FB : J'aimerais commencer par une question bateau, mais formulée un peu différemment. Comment définissez-vous la SF ? En posant cette question, je cherche à obtenir non pas une définition comme pourrait en donner le dictionnaire, mais plutôt ce qui vous fait dire, à la lecture d'une oeuvre de fiction, qu'il s'agit de science-fiction.

      PKD : La SF présente sous forme de fiction une vision excentrique du normal, ou une vision normale d'un monde qui n'est pas le nôtre. Les histoires qui se passent dans l'avenir ou sur d'autres planètes ne sont pas toutes de la SF (certaines sont des aventures dans l'espace), et il existe de la SF qui se déroule dans le passé ou le présent (les voyages dans le temps ou les histoires de mondes parallèles). Il ne s'agit pas d'une copie du monde réel. Au centre de la SF, il y a l'idée de dynamisme. Les événements évoluent à partir d'une idée qui a un impact sur les créatures vivantes et leur société. L'idée doit toujours être originale. C'est le coeur de la SF, y compris de la mauvaise. Le fait que les événements concordent avec des vérités scientifiques connues distingue la SF de la Fantasy. La bonne SF dit au lecteur quelque chose qu'il ne sait pas à propos d'un monde possible. Ainsi, la nouveauté (l'idée du roman) et le monde possible (le décor) sont tous deux des inventions de l'auteur et non des descriptions. Finalement, la SF rend concret ce qui sinon aurait été une abstraction intellectuelle ; elle le fait en localisant l'idée en un lieu et un temps spécifiques, et ce temps et ce lieu doivent être inventés. Il n'est pas nécessaire que les personnages soient différents des personnages non-SF ; c'est ce qui leur arrive, ce à quoi ils ont affaire, qui diffère.

FB : Pourquoi y a-t-il science-fiction ? C'est-à-dire, pourquoi en écrit-on, pourquoi en lit-on ? La littérature serait-elle meilleure ou pire sans elle ? Quelle fonction remplit la SF dans la littérature et pour ceux qui choisissent d'en lire ou d'en écrire ?

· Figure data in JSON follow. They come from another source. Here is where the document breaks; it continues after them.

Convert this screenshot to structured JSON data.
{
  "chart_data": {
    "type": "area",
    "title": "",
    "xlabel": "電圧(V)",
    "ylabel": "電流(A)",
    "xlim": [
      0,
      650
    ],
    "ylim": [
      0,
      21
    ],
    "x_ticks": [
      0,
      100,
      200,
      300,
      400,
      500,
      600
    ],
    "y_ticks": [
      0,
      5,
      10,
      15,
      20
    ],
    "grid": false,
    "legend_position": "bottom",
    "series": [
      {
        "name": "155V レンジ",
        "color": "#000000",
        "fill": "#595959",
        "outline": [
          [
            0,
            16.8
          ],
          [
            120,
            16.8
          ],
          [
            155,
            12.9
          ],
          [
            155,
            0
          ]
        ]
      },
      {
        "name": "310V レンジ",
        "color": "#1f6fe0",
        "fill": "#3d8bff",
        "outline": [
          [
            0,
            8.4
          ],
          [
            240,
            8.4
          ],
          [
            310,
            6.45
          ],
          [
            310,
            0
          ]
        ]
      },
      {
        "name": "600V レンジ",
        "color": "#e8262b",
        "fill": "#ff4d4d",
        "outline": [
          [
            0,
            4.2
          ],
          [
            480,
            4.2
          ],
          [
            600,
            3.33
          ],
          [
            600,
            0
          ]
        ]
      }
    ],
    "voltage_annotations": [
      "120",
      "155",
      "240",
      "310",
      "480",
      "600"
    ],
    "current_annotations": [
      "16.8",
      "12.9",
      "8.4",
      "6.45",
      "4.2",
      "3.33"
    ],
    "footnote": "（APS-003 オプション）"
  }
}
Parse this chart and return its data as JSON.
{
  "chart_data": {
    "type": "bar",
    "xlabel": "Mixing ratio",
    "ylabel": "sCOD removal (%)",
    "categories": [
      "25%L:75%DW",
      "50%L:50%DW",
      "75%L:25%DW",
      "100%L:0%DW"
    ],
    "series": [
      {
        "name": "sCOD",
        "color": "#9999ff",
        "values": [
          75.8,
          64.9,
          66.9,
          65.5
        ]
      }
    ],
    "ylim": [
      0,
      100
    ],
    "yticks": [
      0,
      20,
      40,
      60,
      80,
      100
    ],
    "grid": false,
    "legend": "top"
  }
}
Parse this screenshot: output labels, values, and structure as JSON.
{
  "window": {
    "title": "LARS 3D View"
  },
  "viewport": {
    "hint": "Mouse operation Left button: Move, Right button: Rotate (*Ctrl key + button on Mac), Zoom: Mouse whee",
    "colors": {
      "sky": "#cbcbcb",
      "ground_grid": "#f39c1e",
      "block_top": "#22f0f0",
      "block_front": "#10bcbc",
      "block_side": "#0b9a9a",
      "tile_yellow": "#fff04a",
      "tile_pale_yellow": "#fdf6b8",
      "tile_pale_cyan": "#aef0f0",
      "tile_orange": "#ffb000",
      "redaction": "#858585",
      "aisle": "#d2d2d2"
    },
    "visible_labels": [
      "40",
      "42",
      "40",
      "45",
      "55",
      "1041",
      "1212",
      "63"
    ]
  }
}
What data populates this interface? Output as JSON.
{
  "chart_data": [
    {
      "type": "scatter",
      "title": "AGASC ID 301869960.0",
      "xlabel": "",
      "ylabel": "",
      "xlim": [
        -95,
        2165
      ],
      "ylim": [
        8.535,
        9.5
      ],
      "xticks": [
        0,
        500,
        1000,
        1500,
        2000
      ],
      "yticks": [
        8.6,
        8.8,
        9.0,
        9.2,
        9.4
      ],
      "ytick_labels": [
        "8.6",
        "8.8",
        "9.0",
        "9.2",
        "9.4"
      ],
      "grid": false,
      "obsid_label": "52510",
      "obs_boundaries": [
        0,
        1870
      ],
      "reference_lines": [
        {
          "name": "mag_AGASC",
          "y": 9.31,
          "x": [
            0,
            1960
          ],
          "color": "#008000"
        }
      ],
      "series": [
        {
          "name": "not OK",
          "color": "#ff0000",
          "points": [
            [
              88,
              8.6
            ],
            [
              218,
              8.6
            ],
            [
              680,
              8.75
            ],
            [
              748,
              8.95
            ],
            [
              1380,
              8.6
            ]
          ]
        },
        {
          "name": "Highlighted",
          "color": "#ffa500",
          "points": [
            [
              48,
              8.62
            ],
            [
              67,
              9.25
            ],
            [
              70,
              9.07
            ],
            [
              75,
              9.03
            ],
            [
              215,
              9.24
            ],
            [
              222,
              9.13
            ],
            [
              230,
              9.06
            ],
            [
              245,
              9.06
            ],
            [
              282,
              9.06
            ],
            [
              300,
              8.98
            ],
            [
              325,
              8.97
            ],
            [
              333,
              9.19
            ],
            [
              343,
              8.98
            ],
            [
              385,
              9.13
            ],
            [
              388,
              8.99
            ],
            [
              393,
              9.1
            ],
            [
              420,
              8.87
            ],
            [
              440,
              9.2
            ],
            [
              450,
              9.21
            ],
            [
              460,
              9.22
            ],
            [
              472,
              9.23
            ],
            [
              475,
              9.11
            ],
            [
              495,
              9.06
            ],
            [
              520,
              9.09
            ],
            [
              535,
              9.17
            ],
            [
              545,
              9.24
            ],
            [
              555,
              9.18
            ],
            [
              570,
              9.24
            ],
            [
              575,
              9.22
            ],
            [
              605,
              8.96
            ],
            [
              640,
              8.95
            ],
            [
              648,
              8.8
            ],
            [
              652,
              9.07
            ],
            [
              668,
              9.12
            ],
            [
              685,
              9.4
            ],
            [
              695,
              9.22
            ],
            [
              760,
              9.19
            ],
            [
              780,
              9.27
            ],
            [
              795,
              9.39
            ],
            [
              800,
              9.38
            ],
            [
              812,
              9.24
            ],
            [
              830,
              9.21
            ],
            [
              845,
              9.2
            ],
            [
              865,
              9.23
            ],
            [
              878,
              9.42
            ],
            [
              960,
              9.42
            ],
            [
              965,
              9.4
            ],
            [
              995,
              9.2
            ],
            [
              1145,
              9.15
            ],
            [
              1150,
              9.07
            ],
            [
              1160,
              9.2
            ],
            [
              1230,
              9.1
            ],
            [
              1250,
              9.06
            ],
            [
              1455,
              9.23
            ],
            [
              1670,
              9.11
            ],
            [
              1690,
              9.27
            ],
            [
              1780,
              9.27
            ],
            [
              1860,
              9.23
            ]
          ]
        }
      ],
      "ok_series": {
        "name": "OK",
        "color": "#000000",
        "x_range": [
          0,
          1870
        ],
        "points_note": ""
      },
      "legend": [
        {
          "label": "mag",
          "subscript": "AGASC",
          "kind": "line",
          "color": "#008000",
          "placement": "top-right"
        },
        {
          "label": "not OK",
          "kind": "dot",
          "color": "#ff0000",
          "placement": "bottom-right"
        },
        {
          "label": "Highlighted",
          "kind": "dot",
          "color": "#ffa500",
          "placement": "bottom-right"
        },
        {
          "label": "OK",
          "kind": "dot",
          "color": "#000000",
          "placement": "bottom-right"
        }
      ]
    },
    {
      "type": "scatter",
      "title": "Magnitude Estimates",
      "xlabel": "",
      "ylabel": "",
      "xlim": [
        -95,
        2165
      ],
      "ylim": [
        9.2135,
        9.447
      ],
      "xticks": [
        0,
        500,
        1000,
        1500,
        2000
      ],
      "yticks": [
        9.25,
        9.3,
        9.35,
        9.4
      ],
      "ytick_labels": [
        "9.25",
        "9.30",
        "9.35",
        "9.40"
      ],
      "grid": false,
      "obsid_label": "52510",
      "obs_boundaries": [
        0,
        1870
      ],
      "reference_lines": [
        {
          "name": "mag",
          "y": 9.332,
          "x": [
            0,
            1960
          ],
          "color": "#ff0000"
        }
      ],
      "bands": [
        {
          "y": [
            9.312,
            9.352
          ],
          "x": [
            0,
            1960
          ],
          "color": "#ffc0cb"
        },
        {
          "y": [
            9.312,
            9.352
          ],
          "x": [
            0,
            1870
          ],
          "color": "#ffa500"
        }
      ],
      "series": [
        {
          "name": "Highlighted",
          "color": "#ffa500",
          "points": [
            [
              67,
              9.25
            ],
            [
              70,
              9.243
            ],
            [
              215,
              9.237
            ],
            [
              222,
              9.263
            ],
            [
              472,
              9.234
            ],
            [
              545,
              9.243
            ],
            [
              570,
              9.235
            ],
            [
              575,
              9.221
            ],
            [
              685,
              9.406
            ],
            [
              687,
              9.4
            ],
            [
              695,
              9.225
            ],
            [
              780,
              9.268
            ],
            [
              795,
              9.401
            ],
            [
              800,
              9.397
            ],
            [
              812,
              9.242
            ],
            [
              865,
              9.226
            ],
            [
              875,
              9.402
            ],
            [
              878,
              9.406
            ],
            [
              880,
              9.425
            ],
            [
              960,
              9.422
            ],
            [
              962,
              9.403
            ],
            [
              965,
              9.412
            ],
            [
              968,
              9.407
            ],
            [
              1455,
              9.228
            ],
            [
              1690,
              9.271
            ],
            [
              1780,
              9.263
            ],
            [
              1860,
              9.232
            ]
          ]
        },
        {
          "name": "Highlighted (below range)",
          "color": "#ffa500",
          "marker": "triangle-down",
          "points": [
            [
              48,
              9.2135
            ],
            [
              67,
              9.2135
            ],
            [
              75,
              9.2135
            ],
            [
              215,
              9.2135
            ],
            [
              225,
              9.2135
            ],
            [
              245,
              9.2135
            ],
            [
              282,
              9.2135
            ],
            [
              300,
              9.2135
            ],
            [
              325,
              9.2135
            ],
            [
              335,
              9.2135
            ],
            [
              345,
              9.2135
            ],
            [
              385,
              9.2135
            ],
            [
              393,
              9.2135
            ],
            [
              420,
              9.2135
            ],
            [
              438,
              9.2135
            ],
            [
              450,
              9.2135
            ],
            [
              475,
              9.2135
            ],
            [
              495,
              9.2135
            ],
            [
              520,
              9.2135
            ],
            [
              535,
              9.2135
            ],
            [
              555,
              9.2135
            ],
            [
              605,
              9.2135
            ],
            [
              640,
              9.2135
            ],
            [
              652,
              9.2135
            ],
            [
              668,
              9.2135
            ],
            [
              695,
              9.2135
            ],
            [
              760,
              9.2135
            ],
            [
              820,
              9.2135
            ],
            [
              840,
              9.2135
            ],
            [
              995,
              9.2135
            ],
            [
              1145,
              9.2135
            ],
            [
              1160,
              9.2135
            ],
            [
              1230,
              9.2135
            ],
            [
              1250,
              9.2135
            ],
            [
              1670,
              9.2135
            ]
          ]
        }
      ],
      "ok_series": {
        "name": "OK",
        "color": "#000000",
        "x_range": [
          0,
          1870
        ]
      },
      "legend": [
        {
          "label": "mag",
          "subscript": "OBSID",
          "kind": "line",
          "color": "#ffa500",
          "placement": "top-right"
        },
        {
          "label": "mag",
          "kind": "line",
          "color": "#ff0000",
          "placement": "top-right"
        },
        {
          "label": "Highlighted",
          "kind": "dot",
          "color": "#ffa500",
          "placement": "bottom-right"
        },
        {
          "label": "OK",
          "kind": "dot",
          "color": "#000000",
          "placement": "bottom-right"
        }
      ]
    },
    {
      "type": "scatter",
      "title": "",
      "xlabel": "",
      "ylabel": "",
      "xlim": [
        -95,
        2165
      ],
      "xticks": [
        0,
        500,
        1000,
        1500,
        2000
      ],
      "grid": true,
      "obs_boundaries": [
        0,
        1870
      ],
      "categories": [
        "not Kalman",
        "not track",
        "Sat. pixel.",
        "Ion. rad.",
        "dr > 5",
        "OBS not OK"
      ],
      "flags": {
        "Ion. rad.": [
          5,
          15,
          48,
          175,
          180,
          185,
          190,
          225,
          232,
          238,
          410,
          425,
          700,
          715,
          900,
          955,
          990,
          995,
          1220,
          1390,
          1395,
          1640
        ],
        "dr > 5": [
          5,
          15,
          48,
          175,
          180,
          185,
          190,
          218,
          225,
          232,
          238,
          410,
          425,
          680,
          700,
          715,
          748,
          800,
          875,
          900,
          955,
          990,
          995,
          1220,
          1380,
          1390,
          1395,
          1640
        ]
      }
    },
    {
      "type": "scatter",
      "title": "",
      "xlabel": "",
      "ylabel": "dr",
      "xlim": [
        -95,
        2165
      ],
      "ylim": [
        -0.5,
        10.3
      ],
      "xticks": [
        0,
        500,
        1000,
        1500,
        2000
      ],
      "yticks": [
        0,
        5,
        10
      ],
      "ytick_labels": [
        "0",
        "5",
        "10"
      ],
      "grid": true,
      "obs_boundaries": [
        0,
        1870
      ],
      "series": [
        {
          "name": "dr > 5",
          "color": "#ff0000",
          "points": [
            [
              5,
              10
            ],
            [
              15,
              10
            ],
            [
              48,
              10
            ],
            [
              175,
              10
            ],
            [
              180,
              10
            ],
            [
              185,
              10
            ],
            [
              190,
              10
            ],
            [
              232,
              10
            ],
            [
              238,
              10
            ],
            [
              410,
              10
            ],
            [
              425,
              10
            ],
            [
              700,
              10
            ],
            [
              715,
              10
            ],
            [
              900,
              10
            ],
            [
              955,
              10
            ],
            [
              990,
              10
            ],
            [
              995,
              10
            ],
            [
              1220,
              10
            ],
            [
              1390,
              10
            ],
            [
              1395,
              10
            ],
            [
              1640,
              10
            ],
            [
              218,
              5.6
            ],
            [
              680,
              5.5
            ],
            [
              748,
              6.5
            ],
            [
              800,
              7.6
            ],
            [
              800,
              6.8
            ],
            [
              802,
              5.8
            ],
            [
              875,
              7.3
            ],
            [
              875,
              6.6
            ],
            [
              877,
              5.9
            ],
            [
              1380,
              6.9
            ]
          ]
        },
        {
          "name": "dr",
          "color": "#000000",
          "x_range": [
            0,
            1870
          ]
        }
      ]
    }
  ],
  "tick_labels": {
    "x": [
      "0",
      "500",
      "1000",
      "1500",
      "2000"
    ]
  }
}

      PKD : La SF existe parce que le cerveau humain a soif de stimulation sensorielle et intellectuelle plus que de tout le reste, et la vision excentrée — ainsi que le monde inventé — fournit continuellement une telle stimulation. On en écrit parce que le cerveau humain est naturellement créatif, et que créer l'univers d'une histoire de SF exploite l'imagination humaine à l'extrême ; la SF est par conséquent le produit ultime de et pour l'esprit humain. La fonction psychologique de la SF est de libérer le lecteur du monde réel où il vit ; elle déconstruit le temps, l'espace, la réalité. Celui qui en lit a probablement des difficultés d'ajustement à son monde, quelle qu'en soit la raison ; peut-être le devance-t-il en termes de perceptions et de concepts, ou peut-être est-il simplement névrotique, ou encore a-t-il de l'imagination à revendre. À la base, il aime la pensée abstraite. Il a aussi le sens de la magie de la science : la science dans son aspect non utilitaire, mais d'exploration. L'écrivain de SF a en sa possession des idées qui n'ont pas encore abouti à l'écriture ; son esprit est une extension du corpus de la SF déjà écrite. il est la sonde de la SF projetée vers le futur, son avant-garde. Il n'y a pas une grande différence entre lire et écrire de la SF. Il y a, dans les deux cas, joie par la nouveauté de l'idée1.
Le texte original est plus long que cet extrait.